In Europa sind Online-Wahlen zum Teil längst etabliert – zum Beispiel in Estland und der Schweiz. In Deutschland hat das Bundesverfassungsgereicht 2009 dagegen den Einsatz von Wahlcomputern mit hohen technischen Anforderungen versehen – und damit der elektronischen Stimmabgabe enge Grenzen gesetzt. E-Voting hatte es deshalb lange schwer, auch weil erst technische Lösungen gefunden werden mussten.

E-Voting bei der GEMA-Mitgliederversammlung

Gemeinsam mit der GEMA gelang Polyas auf diesem Weg im Mai dieses Jahres ein Meilenstein: Bei der Mitgliederversammlung setzte die GEMA die E-Voting-Software in einem technisch hochkomplexen und sicheren Verfahren ein. Wähler konnten damit zum ersten Mal bei einer großen Veranstaltung im Vorfeld online abstimmen oder das Stimmrecht über einen Stellvertreter ausüben lassen. Mitglieder vor Ort stimmten zusätzlich elektronisch über 54 Anträge über WLAN auf rund 600 Tablets ab.
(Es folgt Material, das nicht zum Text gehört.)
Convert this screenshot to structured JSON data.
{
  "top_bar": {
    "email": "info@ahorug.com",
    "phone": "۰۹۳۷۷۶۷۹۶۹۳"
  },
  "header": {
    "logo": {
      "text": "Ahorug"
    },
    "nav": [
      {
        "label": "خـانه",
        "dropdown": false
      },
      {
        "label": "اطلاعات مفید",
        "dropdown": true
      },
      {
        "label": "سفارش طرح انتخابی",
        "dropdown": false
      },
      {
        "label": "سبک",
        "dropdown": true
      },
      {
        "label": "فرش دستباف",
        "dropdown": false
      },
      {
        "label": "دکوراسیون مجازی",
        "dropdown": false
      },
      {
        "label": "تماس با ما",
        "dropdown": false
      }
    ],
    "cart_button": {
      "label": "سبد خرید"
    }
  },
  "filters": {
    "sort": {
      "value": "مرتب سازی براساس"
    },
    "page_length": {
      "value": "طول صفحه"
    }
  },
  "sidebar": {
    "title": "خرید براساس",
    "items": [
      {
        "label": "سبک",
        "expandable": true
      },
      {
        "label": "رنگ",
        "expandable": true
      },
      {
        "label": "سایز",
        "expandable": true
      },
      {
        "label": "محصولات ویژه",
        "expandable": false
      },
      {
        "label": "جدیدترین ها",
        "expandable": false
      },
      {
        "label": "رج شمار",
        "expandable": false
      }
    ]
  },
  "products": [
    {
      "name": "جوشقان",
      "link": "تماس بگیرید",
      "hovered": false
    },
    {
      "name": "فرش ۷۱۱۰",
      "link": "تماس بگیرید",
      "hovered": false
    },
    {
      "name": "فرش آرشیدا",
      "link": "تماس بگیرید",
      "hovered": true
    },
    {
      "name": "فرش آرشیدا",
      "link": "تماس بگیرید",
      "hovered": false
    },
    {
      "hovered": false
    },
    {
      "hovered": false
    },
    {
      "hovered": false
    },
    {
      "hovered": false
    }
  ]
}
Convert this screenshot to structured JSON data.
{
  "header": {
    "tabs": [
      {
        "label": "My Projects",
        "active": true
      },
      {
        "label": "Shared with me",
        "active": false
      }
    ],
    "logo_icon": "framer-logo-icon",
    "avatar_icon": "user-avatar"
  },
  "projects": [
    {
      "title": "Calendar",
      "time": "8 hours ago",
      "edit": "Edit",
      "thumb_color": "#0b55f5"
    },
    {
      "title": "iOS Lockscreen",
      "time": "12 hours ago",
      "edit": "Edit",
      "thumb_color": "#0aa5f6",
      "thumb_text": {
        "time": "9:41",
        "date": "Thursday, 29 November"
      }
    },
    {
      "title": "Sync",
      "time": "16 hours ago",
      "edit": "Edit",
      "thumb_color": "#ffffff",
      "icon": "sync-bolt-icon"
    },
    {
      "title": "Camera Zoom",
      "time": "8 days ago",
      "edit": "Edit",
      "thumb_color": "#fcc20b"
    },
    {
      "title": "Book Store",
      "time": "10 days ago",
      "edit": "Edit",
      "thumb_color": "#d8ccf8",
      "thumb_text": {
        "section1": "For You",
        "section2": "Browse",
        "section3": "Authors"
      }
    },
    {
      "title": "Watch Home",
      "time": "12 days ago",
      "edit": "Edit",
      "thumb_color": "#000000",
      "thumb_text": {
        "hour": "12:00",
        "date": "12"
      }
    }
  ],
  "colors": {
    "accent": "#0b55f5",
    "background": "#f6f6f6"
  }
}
Erstmals wurde so eine Mitgliederversammlung komplett end-to-end online durchgeführt. Mit der Mitgliederversammlung hat die GEMA somit auch die elektronische Stimmabgabe in Deutschland ein Stück vorangebracht. Die GEMA konnte beweisen, dass es möglich ist, auch hochkomplexe Wahlverfahren sicher durchzuführen. Und auch Ralf Müller von Polyas ist überzeugt: „In der Umsetzung haben wir erstmals gesehen, wie moderne Demokratie aussehen kann.“

Der erste Schritt zur digitalen Wahl in Deutschland ist damit gemacht – viele weitere werden folgen: In Nordrhein-Westfalen und Schleswig-Holstein fanden bereits Online-Abstimmungen zu den Koalitionsverträgen statt. Und schon in der nächsten Legislaturperiode wird es wohl erste Online-Abstimmungen auf kommunaler Ebene geben. Zudem sollen die Sozialwahlen 2022 komplett online durchgeführt werden. „Wenn dann ausreichend positive Erfahrungen mit der Online-Wahl gesammelt wurden, ist die Zeit reif für die Online-Bundestagswahl“, sagt Ralf Müller von Polyas.